Reconciliation belongs to all of us. The National Council for Reconciliation invites everyone across Canada to take part in this shared journey towards lasting change.
The National Council for Reconciliation (NCR) is an independent, non-political, permanent, and Indigenous-led organization whose purpose is to advance reconciliation between Indigenous and non-Indigenous Peoples.
We work in service of the accountability that Survivors, First Nations, Inuit, and Métis Peoples have called for over generations, while helping make reconciliation progress visible to all people in Canada.
That mandate was demanded by Survivors and enshrined by the Truth and Reconciliation Commission of Canada (TRC). When the TRC concluded its work in 2015, it didn’t simply bear witness to the harms of residential schools and colonialism. Through its 94 Calls to Action, the TRC laid out a clear path toward accountability, naming specific legislative and funding mechanisms required to make monitoring real and permanent. Calls to Action 53 through 56 called for the establishment of a permanent, independent, Indigenous-led organization to monitor, evaluate, and publicly report on reconciliation progress across Canada. Bill C-29 (An Act to provide for the establishment of a national council for reconciliation), was introduced in Parliament in June 2022.
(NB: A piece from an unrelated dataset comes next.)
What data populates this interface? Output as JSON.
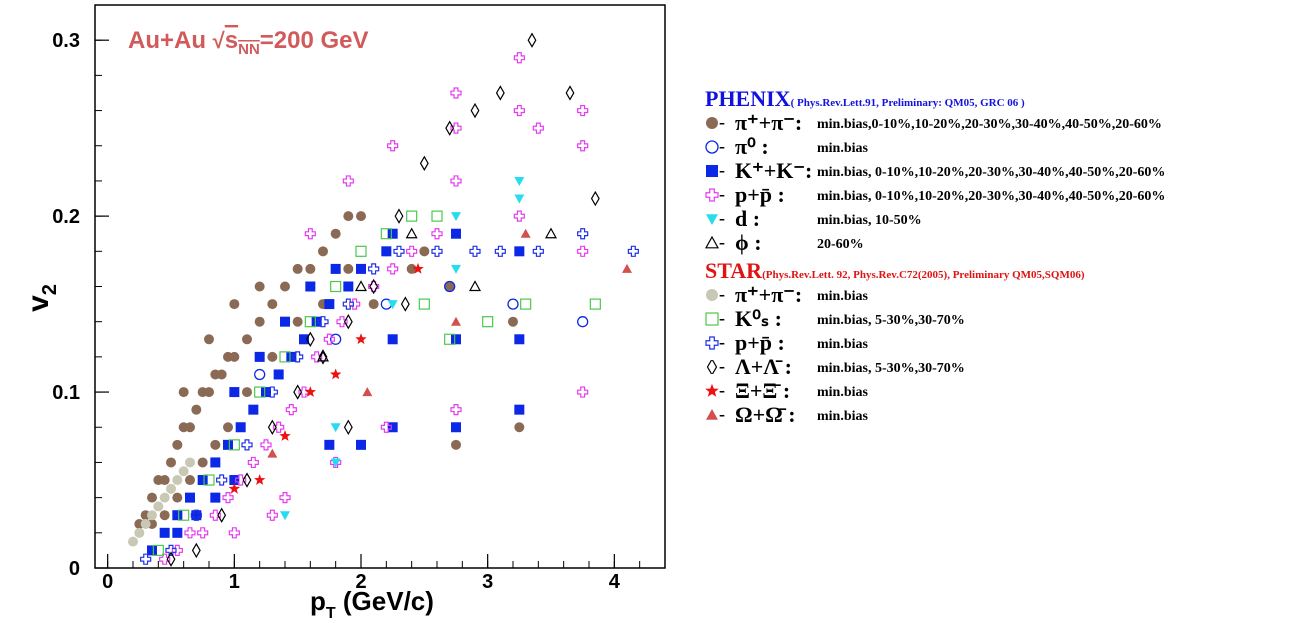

The National Council for Reconciliation Act received Royal Assent on April 30, 2024, and came into force on July 2, 2024, fulfilling Call to Action 53 and laying the foundation to address Calls to Action 54, 55, and 56.
The Act establishes the Council's independence from government, requires public reporting to Parliament, and ensures that reconciliation monitoring has a permanent legislative foundation and cannot be paused, redirected, or dissolved by political change. It creates the permanent, accountable structure Survivors envisioned, one that will uphold the work of reconciliation for generations.